To ensure the performance of these detectors, the IEC has published a new edition of IEC 61452, Nuclear instrumentation – Measurement of activity or emission rate of gamma-ray emitting radionuclides – Calibration and use of germanium-based spectrometers. This standard defines the methods for calibrating and using germanium-based spectrometers that measure photon energies and emission rates as well as calculate radionuclide activities based on these measurements.
With this standard, it is possible to have a basis for the routine calibration and use of germanium semiconductor detectors. It provides a unified approach to evaluate their performance characteristics, which ultimately improves the quality and accuracy of the instrumentation systems.

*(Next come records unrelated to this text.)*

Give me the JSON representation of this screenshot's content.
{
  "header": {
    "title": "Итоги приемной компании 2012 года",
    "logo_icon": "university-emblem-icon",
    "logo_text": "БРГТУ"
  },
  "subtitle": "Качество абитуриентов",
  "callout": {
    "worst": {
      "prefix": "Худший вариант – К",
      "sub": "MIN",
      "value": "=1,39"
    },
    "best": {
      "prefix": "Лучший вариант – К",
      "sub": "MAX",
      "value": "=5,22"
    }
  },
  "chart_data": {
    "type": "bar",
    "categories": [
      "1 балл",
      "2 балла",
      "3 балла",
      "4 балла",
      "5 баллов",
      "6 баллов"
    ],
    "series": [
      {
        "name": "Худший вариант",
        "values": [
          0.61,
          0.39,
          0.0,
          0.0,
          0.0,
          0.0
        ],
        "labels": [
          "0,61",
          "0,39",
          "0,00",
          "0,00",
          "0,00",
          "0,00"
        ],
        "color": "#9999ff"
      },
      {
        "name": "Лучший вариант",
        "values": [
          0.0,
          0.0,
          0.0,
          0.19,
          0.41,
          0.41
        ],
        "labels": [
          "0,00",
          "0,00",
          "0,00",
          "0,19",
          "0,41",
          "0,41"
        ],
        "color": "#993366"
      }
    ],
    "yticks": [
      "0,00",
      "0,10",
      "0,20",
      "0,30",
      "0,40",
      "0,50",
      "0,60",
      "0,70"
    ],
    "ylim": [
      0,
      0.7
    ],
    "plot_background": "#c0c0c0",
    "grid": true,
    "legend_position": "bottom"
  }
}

Understanding germanium-based spectrometers
A gamma-ray spectrometer consists of a germanium detector with its liquid nitrogen or mechanically refrigerated cryostat and preamplifier, associated to analogue or digital electronic modules which include the detector biasing and signal processing (amplification, multichannel conversion and storage) and data-readout devices. In addition, a radiation shield generally surrounds the detector to minimize the possible impact of any background radiation.
Interaction of the photons (X and gamma-ray) in the germanium crystal impart energy to electrons whose energy is released by the creation of electron-hole pairs. These electrons and holes are collected to produce a pulse whose amplitude is proportional to the energy deposited in the active volume of the germanium crystal. These pulses are amplified, shaped and sorted according to pulse height to produce a histogram showing, as a function of energy, the number of photons absorbed by the detector. After the collection of a sufficient number of pulses, the histogram will display a spectrum with one or more peaks corresponding to photons that transferred their entire energy to the detector. The measurement of the emission rates is used to determine the activities of the radionuclides in the given sample.
Scope of IEC 61452
To ensure the proper functioning and calibration of germanium-based spectrometers, IEC 61452 defines the following:
- Performance tests to ensure that spectrometer functions within acceptable limits,
- Methods for the measurement of and the correction for pulse pile-up,
- Test to ensure the approximate magnitude of true coincidence summing,
- Techniques for the inspection of spectral analysis results for large errors resulting from true coincidence summing of cascade gamma rays in the detector.
The standard also provides suggestions for the establishment of data libraries for radionuclide identification, decay corrections and the conversion of gamma-ray emission rates to decay rates.
The previous version of the standard was published in 1995.